The adoption of wage caps has also been difficult for many workers to swallow. Workers will never receive annual raises if their pay is at or above the cap, unless they move to a higher-paying job category. Wal-Mart says the caps will encourage workers to seek higher-paying jobs with more responsibility.
To compensate for lost future wages under the new system, Wal-Mart made one-time payments of $200 to $400 to workers whose pay was near or over the caps. Several workers described that as “hush money.”
Ramiro Gonzalez, who works in the produce department of a Wal-Mart in El Paso, said that many longtime workers were fuming about the caps.
No matter how hard people work, “we won’t get anything else out of it,” said Mr. Gonzalez, who earns $11.18 an hour, or about $23,000 a year, after six years with Wal-Mart. “The message is, if I don’t like it, there is the door.

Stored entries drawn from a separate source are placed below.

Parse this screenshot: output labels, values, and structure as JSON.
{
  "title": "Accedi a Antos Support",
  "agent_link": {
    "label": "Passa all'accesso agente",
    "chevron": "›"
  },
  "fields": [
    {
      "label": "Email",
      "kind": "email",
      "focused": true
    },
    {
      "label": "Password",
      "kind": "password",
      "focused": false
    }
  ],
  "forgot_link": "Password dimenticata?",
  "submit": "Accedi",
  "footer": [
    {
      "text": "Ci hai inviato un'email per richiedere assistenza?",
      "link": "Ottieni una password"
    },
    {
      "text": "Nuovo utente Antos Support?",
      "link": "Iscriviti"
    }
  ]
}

They are trying to hit people who have the most experience so they can leave.”
$23,000 a year. After six years. And nowhere to go, since those higher-paying jobs within the company are going to get filled, fast. And the company isn’t happy about paying even that $23,000:
In the confidential memo sent to Wal-Mart’s board last year, M. Susan Chambers, who was recently promoted to be Wal-Mart’s executive vice president in charge of human resources, questioned whether it was cost-efficient to employ longtime workers. “Given the impact of tenure on wages and benefits,” she wrote, “the cost of an associate with 7 years of tenure is almost 55 percent more than the cost of an associate with 1 year of tenure, yet there is no difference in his or her productivity.”

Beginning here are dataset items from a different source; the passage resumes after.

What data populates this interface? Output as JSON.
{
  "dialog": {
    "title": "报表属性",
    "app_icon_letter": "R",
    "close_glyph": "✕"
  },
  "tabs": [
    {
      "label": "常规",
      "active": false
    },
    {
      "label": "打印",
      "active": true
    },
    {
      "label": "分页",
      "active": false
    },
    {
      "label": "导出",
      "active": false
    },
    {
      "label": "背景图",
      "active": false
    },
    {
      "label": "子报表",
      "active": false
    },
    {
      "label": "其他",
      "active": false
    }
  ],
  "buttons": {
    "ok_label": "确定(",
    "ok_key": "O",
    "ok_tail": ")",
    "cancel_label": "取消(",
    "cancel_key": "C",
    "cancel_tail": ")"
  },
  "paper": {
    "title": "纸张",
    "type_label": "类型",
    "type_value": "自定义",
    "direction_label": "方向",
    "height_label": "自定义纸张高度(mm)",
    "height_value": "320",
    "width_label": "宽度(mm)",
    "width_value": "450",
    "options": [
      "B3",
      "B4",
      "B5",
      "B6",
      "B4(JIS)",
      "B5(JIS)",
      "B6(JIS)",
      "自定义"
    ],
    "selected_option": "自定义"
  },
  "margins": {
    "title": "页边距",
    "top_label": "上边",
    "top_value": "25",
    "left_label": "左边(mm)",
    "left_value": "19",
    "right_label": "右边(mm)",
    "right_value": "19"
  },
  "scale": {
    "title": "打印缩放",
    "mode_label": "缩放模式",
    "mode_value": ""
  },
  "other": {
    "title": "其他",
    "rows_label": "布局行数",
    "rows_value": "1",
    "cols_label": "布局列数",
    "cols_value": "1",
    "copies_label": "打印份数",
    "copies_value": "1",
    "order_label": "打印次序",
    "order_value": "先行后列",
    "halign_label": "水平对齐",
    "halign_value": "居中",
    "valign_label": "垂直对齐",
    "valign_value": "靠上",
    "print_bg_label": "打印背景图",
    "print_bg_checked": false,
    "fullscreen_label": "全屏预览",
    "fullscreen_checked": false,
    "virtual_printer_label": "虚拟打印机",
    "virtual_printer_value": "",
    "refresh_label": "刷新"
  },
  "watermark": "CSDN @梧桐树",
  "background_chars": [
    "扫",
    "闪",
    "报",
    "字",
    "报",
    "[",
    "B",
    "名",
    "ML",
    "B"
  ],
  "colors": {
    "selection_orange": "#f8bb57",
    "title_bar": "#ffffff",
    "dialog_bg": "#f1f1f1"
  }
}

The memo said, “the shift to more part-time associates will lower Wal-Mart’s health-care enrollment” even though Wal-Mart was reducing the amount of time to one year, from two, that part-time workers would have to wait to qualify for health insurance.
That’s not the only memo that has been leaked out.
In August, Wal-Mart sent all store managers a confidential document called “Facility Manager Toolkit.” It instructed them to tell workers that the new pay system helped “establish pay levels that are competitive in the local job market, helping us to attain and retain the talent we need.”
If a worker asked whether the wage caps were “one more attempt to get rid of long-service Wal-Mart workers,” the manager was to respond that this was “not an attempt to ‘get rid’ of long term associates,” but was “consistent with our objective to maintain internally equitable pay levels,” according to the document. The memo was supplied to The New York Times by WakeUpWalMart.com, a group funded by the United Food and Commercial Workers, which has tried to organize Wal-Mart workers in the past.
The sad thing is, things are so bad that even though some employees have quit over this new policy, the company says it receives seven applications for each opening. People need work, bad, and if their options are limited enough, they’ll accept wage caps because they have nothing better. OTOH, at some point, Wal-Mart will go just too far and the drive to unionize Wal-Mart employees will catch fire.